Une douloureuse déshumanisation
C’est l’heure des ténèbres. Bourreau ou victime, l’homme entre dans le temps de sa déshumanisation. Le seul bourreau identifiable est celui de gauche. Cependant ses traits sont défigurés par la férocité qui marque son visage de rides profondes, exorbite ses yeux et se déploie dans un cri de haine. L’ombre cache le visage du bourreau de droite, tandis que la tête du jeune homme aux cheveux vaporeux se détache comme en ombre chinoise sur le corps du Christ. Sa position pourrait être celle de l’adoration, mais ses mains sont occupées à la confection d’un nouveau fouet. Le Christ lui-même est dépouillé de son humanité. Son corps est d’une grande beauté, mais semble désarticulé. La tête est désaxée par rapport au buste, lui-même penché sous la pression des bras entravés, tandis que les jambes tentent de trouver un équilibre précaire. Le visage impassible et fermé montre son refus de prendre part, ne serait-ce que par la douleur, à ce qui se déroule.
Ténèbres et lumière
Pourtant, du fond de cette humanité disparue ou humiliée, émerge la lumière, venant dissiper les ténèbres du mal. Dans sa blancheur, le corps du supplicié irradie et se détache de la colonne, infusant le centre de la composition d’une douce clarté.
Le saviez-vous ?
Caravage a réalisé ce tableau pour l’église San Domenico Maggiore pendant son exil à Naples.

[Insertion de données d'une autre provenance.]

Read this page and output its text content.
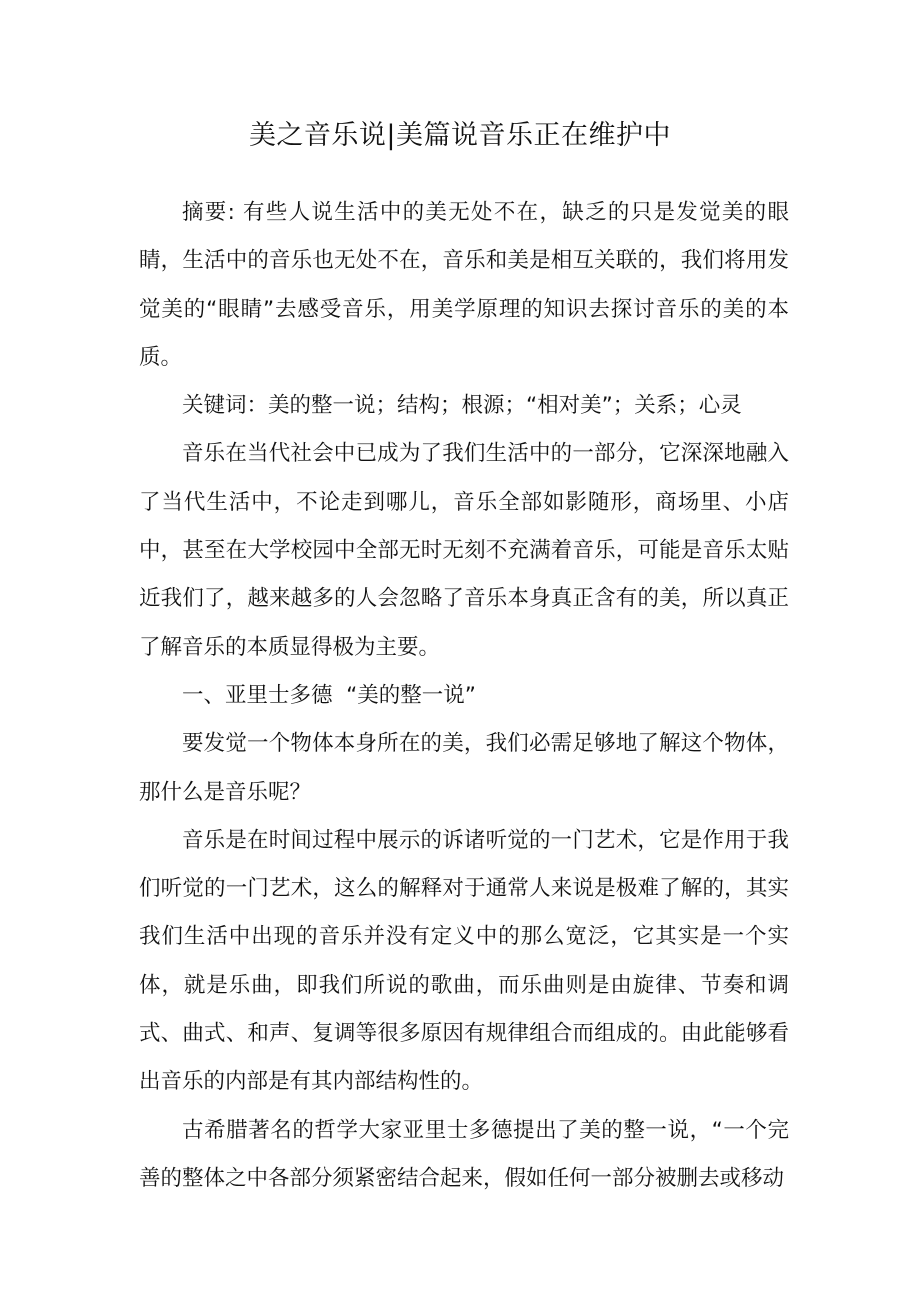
美之音乐说|美篇说音乐正在维护中

摘要: 有些人说生活中的美无处不在，缺乏的只是发觉美的眼睛，生活中的音乐也无处不在，音乐和美是相互关联的，我们将用发觉美的“眼睛”去感受音乐，用美学原理的知识去探讨音乐的美的本质。

关键词：美的整一说；结构；根源；“相对美”；关系；心灵

音乐在当代社会中已成为了我们生活中的一部分，它深深地融入了当代生活中，不论走到哪儿，音乐全部如影随形，商场里、小店中，甚至在大学校园中全部无时无刻不充满着音乐，可能是音乐太贴近我们了，越来越多的人会忽略了音乐本身真正含有的美，所以真正了解音乐的本质显得极为主要。

一、亚里士多德  “美的整一说”

要发觉一个物体本身所在的美，我们必需足够地了解这个物体，那什么是音乐呢？

音乐是在时间过程中展示的诉诸听觉的一门艺术，它是作用于我们听觉的一门艺术，这么的解释对于通常人来说是极难了解的，其实我们生活中出现的音乐并没有定义中的那么宽泛，它其实是一个实体，就是乐曲，即我们所说的歌曲，而乐曲则是由旋律、节奏和调式、曲式、和声、复调等很多原因有规律组合而组成的。由此能够看出音乐的内部是有其内部结构性的。

古希腊著名的哲学大家亚里士多德提出了美的整一说，“一个完善的整体之中各部分须紧密结合起来，假如任何一部分被删去或移动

Il avait été contraint de fuir Rome après avoir tué un homme au cours d’un duel. Malgré tous ses efforts, il ne put jamais y revenir et mourut quelques années plus tard. Après 3 tentatives de vol dans son emplacement initial, l’œuvre fut transférée au musée national de Capodimonte.
Autour de la Passion du Christ
Caravage, La Flagellation, 1607, en dépôt au Museo e Real Bosco di Capodimonte (depuis 1997)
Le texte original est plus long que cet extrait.